I’VE HAD MY FAIR EXPERIENCEOF WAKING IN BEDS OF PLACES WHERE I DON’T BELONG.Not to say I am proud of it; when the scent of a new lover seeps through my clothes but never reaches my heart. However, as my eyes open to a weight that had been unmissed and unwelcomed, I repulse the scent of alcohol even more. The wooden ceiling swam into focus as I shifted on the bed, my gaze lingering on the blue walls. I buried my face in the pillow, and the sharp scent of lilies cut through the fog in my mind. Fragments surfaced: dancing, voices, the clink of bottles. I remembered the defiant tilt of my head, the surrender to a month-long struggle.

The timer starts again, and I feel the need to cry at that moment.

A leadenness has settled into my limbs, a sensation foreign to the mornings where I’d wake, hungover, but lighter. The sun settled on top of the sky and judging by the colors that transcend through the curtains of the room, the afternoon must be arriving. My head pounded a thousand bricks against my skull. I raked my fingers through the disheveled mess of my hair. My clothes remained a barrier, a testament to an evening that didn’t progress as far as it might have.

I’m relieved. The sheer number of decisions I seem to have made drunk, leaving me feeling exploited afterwards, is shocking. I had no idea where I was or who I was with back then.

The room is delicate, if not a little minimalistic. My shoes are gone, and my t-shirt feels wrinkly and damp against my body, but as I lurk for my socks, I notice little details of what could give out who took me home. I find textbooks on a small shelf, too low for me to reach, and a laptop open on a small desk. Apart from the lily scent, there is not much to go by.

The chill of the ceramic tiles bit into my bare feet, a jolt that made me shudder. I just needed to find my way out, back to Benicio’s place. But the living room was a dark, impenetrable mystery, and I stumbled, my hip colliding painfully with a wall I couldn’t see. Blame the house for being so small. Directly across the narrow hallway, a door promised a bathroom. The corridor was so brief; it felt more like a partition than a passage, opening into a living room that was uncomfortably small. An impossibly large couch and a blaring TV filled the space, the screen casting a harsh light on the person who had dragged me here.

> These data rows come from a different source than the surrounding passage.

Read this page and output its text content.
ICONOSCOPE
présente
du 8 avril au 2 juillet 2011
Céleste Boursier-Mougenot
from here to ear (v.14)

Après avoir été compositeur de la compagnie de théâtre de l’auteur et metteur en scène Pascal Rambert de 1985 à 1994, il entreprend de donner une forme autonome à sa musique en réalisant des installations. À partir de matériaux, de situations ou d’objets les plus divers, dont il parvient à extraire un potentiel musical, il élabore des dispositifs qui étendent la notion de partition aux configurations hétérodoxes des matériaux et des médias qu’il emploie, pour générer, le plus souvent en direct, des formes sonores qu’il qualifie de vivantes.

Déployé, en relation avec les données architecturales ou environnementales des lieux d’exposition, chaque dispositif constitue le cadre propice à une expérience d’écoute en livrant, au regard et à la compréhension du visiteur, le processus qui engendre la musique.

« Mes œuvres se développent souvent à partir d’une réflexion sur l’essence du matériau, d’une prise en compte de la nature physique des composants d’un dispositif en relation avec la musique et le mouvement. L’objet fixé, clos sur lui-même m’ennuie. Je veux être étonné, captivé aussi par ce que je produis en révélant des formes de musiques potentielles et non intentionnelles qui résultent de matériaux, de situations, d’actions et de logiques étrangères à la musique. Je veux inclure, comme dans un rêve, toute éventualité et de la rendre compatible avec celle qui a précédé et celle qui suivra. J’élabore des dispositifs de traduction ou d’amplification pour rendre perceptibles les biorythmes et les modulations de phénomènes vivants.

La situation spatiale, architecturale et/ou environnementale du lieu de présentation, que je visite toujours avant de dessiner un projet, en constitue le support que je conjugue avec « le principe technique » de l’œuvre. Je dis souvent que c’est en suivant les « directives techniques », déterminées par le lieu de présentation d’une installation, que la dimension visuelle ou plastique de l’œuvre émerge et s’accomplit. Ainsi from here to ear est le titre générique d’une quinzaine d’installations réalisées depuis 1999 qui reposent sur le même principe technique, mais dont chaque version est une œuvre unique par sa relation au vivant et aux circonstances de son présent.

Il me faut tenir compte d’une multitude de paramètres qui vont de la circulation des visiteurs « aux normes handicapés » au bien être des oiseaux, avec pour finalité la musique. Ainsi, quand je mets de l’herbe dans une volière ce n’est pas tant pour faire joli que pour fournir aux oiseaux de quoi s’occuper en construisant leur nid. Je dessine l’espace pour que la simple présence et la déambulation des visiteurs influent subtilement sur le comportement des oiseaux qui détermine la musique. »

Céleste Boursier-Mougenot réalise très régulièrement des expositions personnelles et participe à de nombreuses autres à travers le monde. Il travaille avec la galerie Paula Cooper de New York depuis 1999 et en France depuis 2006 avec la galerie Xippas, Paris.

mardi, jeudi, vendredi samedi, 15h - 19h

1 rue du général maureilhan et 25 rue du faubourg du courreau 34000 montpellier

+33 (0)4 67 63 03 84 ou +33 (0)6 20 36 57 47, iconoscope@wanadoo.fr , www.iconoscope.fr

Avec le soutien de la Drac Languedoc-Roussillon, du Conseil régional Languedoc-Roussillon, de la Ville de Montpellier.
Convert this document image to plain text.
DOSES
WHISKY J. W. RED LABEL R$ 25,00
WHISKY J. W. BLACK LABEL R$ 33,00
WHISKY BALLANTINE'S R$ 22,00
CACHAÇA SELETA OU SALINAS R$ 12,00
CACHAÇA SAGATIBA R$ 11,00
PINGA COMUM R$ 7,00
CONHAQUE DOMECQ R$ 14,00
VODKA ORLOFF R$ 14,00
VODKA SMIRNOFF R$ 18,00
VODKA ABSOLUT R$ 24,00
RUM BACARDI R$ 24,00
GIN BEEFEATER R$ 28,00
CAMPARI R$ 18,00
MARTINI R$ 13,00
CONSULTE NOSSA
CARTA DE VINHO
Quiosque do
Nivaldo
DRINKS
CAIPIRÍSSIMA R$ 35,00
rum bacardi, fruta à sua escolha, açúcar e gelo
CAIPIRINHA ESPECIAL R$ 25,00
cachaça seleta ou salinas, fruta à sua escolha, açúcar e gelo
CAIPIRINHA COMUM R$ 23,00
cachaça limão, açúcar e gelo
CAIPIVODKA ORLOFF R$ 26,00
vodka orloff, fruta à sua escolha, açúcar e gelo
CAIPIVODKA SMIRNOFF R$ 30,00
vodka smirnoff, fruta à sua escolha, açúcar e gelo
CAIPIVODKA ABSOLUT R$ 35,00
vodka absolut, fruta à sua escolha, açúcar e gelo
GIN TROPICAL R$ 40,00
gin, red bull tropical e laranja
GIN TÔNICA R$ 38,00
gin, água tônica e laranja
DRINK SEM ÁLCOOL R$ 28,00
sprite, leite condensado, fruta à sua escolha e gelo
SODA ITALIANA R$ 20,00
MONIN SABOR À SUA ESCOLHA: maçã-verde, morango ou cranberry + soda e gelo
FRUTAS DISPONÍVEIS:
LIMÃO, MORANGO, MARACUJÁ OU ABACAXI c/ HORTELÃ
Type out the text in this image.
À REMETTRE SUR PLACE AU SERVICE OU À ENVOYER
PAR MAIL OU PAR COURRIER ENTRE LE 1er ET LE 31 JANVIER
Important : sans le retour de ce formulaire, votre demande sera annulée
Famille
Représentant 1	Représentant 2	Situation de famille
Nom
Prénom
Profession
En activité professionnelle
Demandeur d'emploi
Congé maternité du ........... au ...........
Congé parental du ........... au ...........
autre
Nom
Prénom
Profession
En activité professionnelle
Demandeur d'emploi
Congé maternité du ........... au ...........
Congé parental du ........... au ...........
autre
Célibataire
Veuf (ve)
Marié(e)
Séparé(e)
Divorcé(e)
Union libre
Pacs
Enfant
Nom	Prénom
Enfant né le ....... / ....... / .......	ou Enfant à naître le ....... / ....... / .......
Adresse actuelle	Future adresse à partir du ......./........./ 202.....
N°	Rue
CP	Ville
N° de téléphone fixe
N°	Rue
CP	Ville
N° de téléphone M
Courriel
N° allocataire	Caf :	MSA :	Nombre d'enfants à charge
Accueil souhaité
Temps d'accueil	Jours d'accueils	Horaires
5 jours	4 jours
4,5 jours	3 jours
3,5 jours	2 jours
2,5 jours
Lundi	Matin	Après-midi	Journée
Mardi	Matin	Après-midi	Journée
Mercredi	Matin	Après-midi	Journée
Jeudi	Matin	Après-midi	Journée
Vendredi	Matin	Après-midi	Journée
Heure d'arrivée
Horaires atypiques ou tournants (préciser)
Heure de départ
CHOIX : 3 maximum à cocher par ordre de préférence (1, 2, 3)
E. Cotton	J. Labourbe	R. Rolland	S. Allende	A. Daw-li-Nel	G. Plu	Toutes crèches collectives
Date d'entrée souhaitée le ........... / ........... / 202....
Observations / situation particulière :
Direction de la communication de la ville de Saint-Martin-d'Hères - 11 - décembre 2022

The screen does nothing to conceal the tastes of whoever is laying on the couch with a foot dangling from it. A man with blonde hair grasps a woman’s waist, lips so parted that he could as well be eating her face, tongues intertwined, saliva exchanged and cast by the harsh lights in the studio. A small, disbelieving chuckle escaped me as I perched on the edge of the couch, still struggling to shake off the mental fog and decipher this bizarre, almost soft-porn tableau.

Veronica had forgone that tiny top that had taken my attention away from anyone around me last night. Instead, she exchanged the revealing and fun outfit for something simpler. Her bangs fall over her forehead messily, cheek squished to a cushion with lips well-parted. For all I know, she might be drooling, but the lightning obscures my view. An enormous white t-shirt ends over her body, biker shorts hugging rounded and soft-looking thighs, a hand slipping under the slit of her shirt to caress her stomach.

Of course, it had to be Veronica. Only someone like her would be kind enough to drag an addict to a proper bed.

I lean back, watching the scene unfold in front of us, and I wonder what kind of romance Veronica has aspired for. She’s passionate, no doubt, given the shows she likes. And right now, she seems truly at peace. Maybe that’s a good thing. For her not to be running in front of heartbreak, avoiding the arrows thrown directly at her. For pace to be regulated by the slowness of burning, craving, aching.

Unlike what I can offer her.

I’ll only be here for a bit more, after all.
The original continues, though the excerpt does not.